For Ridestore, the customer is the brand. Superior quality is non-negotiable across its lifestyle and outdoor apparel brands – including Montec and Dope Snow – all of which combine bold design with top performance.
As a direct-to-consumer business, every product is a reflection of the company’s promise to its customers, making optimized quality control (QC) and transparency essential for its continued success.
To support efforts to optimize customer experience and overall business performance, Ridestore implemented Qarma as its central QC tool for inspections, reporting, and data analysis.
From scattered data to a structured QC process
Ridestore started its search for a QC tool. The company was scaling fast and needed a way to manage quality across a growing product range and supplier network.
Ridestore’s teams were already gathering large amounts of inspection data, but much of it was scattered across emails, PDFs, and spreadsheets. The result was information overload and sub-optimal insights.
“We had plenty of data, but without Qarma it wasn’t usable or comparable,” Nhina Dalin, Quality Assurance Lead at Ridestore, says.
Valuable details, such as year-on-year performance metrics, took a lot of effort and time to find, share, and act on.

Building consistency in QC
After evaluating several tools, Ridestore chose Qarma with one of the deciding factors being how well it supported structure and consistency in inspections, something the team had identified as a priority.
For technical outdoor apparel like Ridestore’s, each garment has a lot of specifications, which challenge traditional QC approaches.
With Qarma, Ridestore created structured checklists designed to make inspections clearer and more consistent. By capturing photos directly during inspections, every finding is supported by visual context, making it easier for both suppliers and internal teams to understand what needs attention and why.
One reason was that Ridestore was able to generate and share data and insights in real-time across different suppliers, products, and countries, making it possible to spot tendencies and take action earlier in the process.

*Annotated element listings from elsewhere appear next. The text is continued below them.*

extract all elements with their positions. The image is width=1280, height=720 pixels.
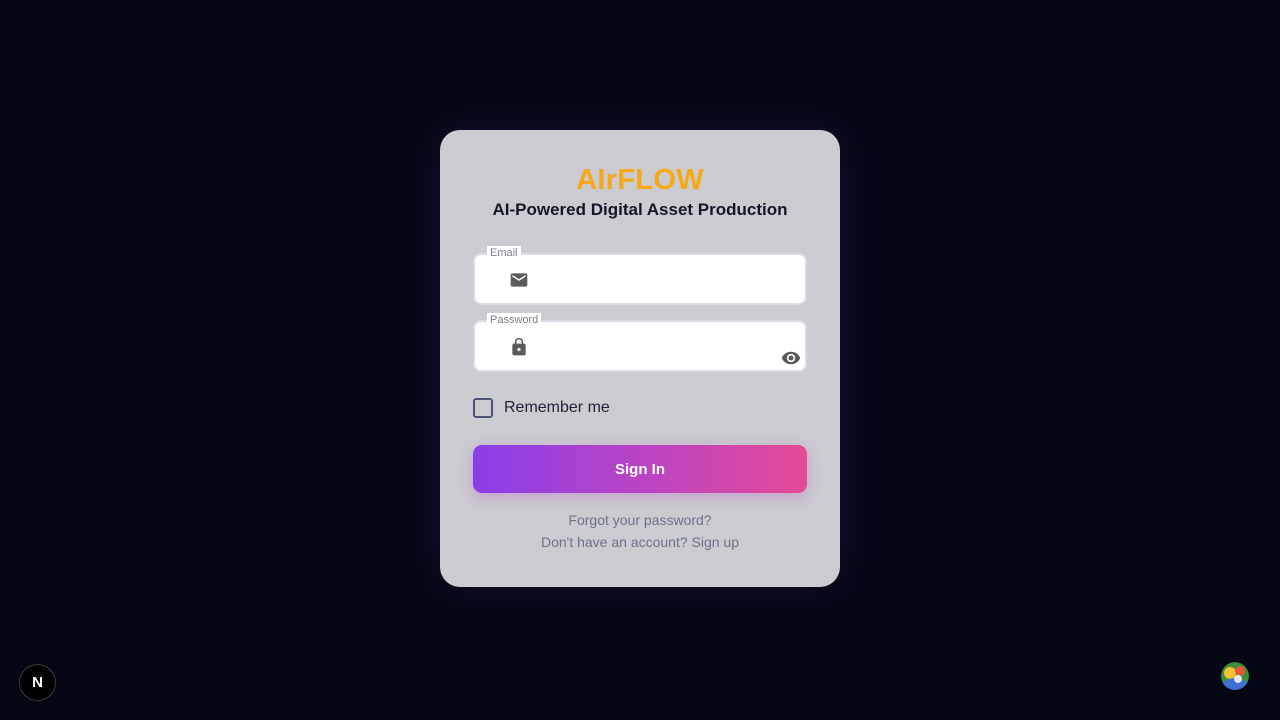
login-page: AIrFLOW AI-Powered Digital Asset Product… [0, 0, 1280, 720]
avatar-icon[interactable] [1221, 662, 1249, 690]
email-label: Email [487, 246, 521, 260]
remember-checkbox[interactable] [473, 398, 493, 418]
sign-up-link[interactable]: Don't have an account? Sign up [440, 534, 840, 550]
brand-title: AIrFLOW [576, 164, 704, 196]
nextjs-badge-label: N [32, 674, 43, 691]
remember-label: Remember me [504, 399, 610, 416]
sign-in-button[interactable]: Sign In [473, 445, 807, 493]
forgot-password-link[interactable]: Forgot your password? [440, 512, 840, 528]
remember-me[interactable]: Remember me [473, 398, 610, 418]
password-input[interactable] [539, 330, 765, 364]
lock-icon [512, 337, 526, 356]
login-card: AIrFLOW AI-Powered Digital Asset Product… [440, 130, 840, 587]
brand-subtitle: AI-Powered Digital Asset Production [492, 200, 788, 219]
password-label: Password [487, 313, 542, 327]
eye-icon[interactable] [781, 350, 801, 366]
nextjs-dev-badge[interactable]: N [19, 664, 56, 701]
password-field[interactable]: Password [473, 313, 807, 372]
email-input[interactable] [539, 263, 765, 297]
mail-icon [510, 273, 528, 287]
email-field[interactable]: Email [473, 246, 807, 305]
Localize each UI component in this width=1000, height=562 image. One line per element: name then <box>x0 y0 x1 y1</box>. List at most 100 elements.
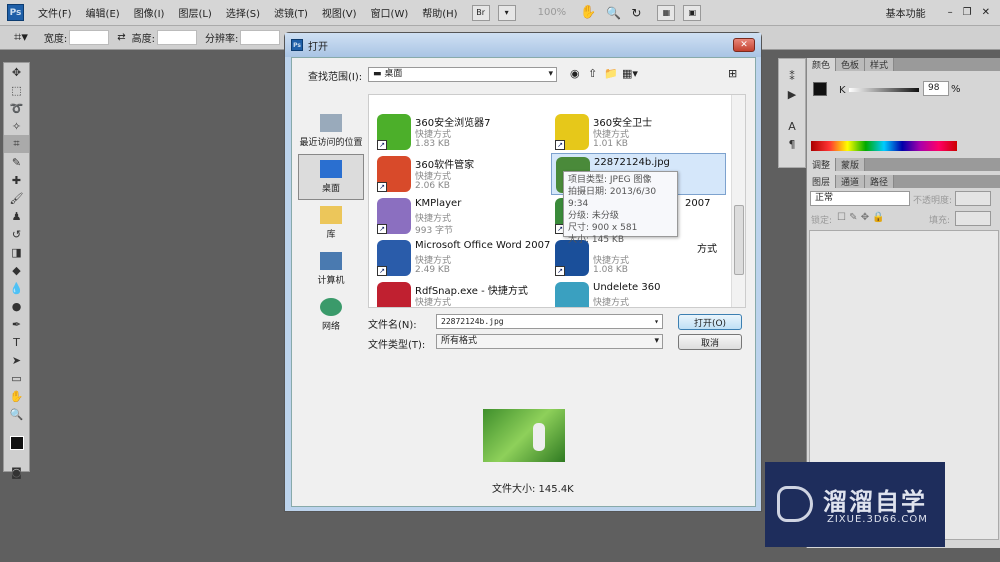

Ridestore sought an intuitive tool, which made it easy to onboard anyone who needed access, whether inspectors, managers, or suppliers, without worrying about cost or complexity. This made adoption smoother and encouraged broader use across the supply chain.
Turning QC data into actionable insights
Ridestore uses a comprehensive risk assessment matrix to evaluate risk profiles for each product, supplier, or order. The matrix is used to allocate resources based on where they will have the biggest positive impact.
The system determines inspection levels and where to inspect for each production run.
The risk profiles incorporate defect galleries, production reports, team observations, and supplier feedback to track quality down to the individual production unit level.
Ridestore sees these assessments as collaborative relation-building tools, creating proactive supplier relationships where trusted partners independently report issues.
“A failed inspection is not a closed door but a signal of what needs to change and how to improve. With Qarma, we can easily share how much progress you can make with quite small efforts,” Nhina Dalin says.

Catching defects in production rather than the warehouse
Ridestore sets clear expectations from the very first sample. By running thorough inspections early in production, the team identifies potential issues before they become costly defects later in the supply chain.
Through close collaboration with suppliers, Ridestore has built a shared understanding of what quality looks like. Transparency is the foundation for this partnership not just in findings, but in how improvements are made.
In practice, this has reduced defects discovered late in the production process and turned inspections into a proactive, collaborative process rather than a policing function.
Clarity in inspections. Consistency in outcomes
Since getting on board with Qarma, Ridestore has improved its overview of quality processes.
Inspection reports are summarized in a way that makes it easy to review findings and communicate directly with inspectors, suppliers, and the rest of the organization, even down to a specific checkpoint. This has sharpened collaboration by ensuring conversations focus on what matters most.
Consistency has also improved. By aligning what’s being checked and standardizing how results are shared, Ridestore has created a clear and consistent QC process both for their own team and their suppliers.
Looking ahead, Ridestore sees a future of quality as increasingly data-driven and transparent. It aims to integrate more of Qarma's advanced data capabilities into how it operates and thinks about quality.
“The future of quality is more data, more transparency, and sharper focus,” Nhina Dalin says.